After submitting a resize, check the pod’s status to see if it was applied:

# Check resize status
kubectl get pod api-server-7d9f8b6c4-x2k9p -o jsonpath='{.status.resize}'
# Possible values: Proposed, InProgress, Deferred, Infeasible

# Check actual allocated resources (what the container is currently using)
kubectl get pod api-server-7d9f8b6c4-x2k9p -o jsonpath='{.status.containerStatuses[0].allocatedResources}'

# Monitor resize events
kubectl get events --field-selector involvedObject.name=api-server-7d9f8b6c4-x2k9p

“Deferred” means the node doesn’t have enough resources right now — the resize will be applied when resources become available. “Infeasible” means it can never be satisfied on this node (requesting more CPU than the node has). However, in most production clusters with proper resource margins, resizes complete within seconds.

Cloud infrastructure monitoring dashboard — Prometheus metrics expose resize latency, success rates, and failure reasons

Production Best Practices

1. Always set resize policies explicitly. Don’t rely on defaults — be clear about which resources can resize without restart. This prevents surprises in production.

2. Set reasonable maxAllowed limits. A pod that auto-scales to 32 cores on a 64-core node can starve other workloads. Use VPA resource policies to cap growth.

3. Combine with HPA wisely. Use HPA for horizontal scaling (add more pods) and VPA for vertical scaling (make existing pods bigger). For most workloads, HPA handles traffic spikes while VPA optimizes baseline resource allocation. Furthermore, configure HPA to scale on custom metrics (requests per second) rather than CPU, since VPA is also changing CPU.

4. Test resize behavior in staging first. Some applications don’t handle cgroup limit changes gracefully. Java’s JVM respects dynamic CPU count changes, but it won’t return allocated heap memory when memory limits decrease. Go applications handle it well. Node.js is generally fine. Specifically, test your runtime’s behavior before enabling in production.

5. Monitor for OOMKill after memory resizes. If you decrease memory limits and the process is already using more than the new limit, the kernel will OOMKill the container. Always check current usage before decreasing limits.

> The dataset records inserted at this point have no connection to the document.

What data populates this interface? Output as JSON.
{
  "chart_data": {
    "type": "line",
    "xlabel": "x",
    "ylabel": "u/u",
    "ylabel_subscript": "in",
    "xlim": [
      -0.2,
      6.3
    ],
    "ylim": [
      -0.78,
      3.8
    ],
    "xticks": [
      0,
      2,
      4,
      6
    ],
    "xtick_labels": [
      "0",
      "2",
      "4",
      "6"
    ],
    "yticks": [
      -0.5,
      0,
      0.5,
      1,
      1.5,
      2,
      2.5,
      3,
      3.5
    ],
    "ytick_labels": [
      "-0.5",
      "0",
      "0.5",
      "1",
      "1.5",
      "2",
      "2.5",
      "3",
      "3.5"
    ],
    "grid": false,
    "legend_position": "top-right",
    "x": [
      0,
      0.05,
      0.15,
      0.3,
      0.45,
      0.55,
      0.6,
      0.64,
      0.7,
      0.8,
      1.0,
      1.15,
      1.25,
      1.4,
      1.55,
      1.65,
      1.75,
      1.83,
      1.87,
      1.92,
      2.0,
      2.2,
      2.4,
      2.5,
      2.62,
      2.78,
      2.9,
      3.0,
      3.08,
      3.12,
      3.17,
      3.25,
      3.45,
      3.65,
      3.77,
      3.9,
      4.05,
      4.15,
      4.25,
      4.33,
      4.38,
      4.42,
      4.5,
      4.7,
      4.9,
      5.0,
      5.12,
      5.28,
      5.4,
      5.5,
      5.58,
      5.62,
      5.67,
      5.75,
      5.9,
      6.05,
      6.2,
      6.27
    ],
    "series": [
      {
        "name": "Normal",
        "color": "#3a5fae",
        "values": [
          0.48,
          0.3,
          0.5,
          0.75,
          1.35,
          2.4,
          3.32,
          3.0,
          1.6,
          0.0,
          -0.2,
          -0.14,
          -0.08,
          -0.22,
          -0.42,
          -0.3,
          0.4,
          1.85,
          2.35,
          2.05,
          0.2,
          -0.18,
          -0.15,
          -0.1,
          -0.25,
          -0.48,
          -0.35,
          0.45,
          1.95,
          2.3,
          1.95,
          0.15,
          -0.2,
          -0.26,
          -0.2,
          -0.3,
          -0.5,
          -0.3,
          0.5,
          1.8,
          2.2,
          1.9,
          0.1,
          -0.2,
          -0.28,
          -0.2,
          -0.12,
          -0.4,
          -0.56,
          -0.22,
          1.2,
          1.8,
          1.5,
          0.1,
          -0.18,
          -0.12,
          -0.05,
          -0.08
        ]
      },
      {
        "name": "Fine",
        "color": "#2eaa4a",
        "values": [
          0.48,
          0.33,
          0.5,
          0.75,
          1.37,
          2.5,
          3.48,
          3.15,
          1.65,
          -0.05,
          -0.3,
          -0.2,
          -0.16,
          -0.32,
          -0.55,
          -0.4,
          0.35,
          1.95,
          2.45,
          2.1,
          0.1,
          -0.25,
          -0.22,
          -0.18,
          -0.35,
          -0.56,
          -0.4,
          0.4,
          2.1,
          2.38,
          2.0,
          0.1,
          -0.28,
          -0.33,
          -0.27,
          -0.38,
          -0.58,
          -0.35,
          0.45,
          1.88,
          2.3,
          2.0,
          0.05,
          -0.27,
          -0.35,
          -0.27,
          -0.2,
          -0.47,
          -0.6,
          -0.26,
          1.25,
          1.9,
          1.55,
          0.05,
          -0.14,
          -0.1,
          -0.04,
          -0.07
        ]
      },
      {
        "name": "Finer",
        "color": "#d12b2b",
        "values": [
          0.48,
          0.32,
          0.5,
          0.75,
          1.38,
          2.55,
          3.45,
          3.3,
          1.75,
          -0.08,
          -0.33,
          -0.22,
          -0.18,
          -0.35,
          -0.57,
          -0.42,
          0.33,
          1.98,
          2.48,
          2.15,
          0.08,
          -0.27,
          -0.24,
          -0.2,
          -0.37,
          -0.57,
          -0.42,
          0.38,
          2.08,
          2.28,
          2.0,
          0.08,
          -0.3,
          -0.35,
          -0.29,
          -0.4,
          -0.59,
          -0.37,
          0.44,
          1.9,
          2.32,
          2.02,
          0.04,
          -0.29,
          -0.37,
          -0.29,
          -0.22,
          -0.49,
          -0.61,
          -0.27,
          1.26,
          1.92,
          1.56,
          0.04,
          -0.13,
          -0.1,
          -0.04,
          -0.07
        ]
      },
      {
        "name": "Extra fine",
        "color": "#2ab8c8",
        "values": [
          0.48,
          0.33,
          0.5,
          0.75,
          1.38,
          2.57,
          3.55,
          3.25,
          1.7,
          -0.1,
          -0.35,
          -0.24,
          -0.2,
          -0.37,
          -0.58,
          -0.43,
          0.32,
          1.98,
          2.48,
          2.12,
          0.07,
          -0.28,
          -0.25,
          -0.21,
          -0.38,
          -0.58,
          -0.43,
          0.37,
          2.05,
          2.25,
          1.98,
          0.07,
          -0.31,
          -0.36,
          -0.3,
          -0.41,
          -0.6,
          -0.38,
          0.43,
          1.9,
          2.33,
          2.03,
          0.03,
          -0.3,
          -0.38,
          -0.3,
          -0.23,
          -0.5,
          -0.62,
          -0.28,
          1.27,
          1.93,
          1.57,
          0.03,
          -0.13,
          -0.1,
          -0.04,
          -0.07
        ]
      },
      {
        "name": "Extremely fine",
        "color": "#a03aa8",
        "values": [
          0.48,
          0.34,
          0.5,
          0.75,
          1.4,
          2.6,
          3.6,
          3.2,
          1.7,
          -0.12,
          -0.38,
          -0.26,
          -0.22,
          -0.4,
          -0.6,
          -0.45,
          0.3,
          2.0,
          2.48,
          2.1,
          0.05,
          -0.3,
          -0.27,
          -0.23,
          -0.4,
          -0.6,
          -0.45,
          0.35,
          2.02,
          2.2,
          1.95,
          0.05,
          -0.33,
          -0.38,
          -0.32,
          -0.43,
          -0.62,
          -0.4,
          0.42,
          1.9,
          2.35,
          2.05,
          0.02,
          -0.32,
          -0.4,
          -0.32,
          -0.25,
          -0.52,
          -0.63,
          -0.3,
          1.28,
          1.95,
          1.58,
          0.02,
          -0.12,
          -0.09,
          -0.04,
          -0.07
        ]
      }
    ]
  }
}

Kubernetes cluster scaling metrics — Combine VPA for right-sizing with HPA for traffic-based horizontal scaling

Current Limitations (As of Kubernetes 1.32+)

In-place resizing has matured significantly but still has some limitations to be aware of:

Only works with cgroup v2 — if your nodes use cgroup v1, you need to upgrade first
Cannot resize ephemeral storage — only CPU and memory
Init containers cannot be resized
Some managed Kubernetes services (EKS, GKE, AKS) may have different feature gate availability — check your provider’s documentation

Related Reading:

Official Resources:

In conclusion, Kubernetes pod resizing transforms resource management from a disruptive restart-dependent process into a seamless runtime operation. For any team running stateful or connection-sensitive workloads, this feature alone justifies upgrading to the latest Kubernetes version.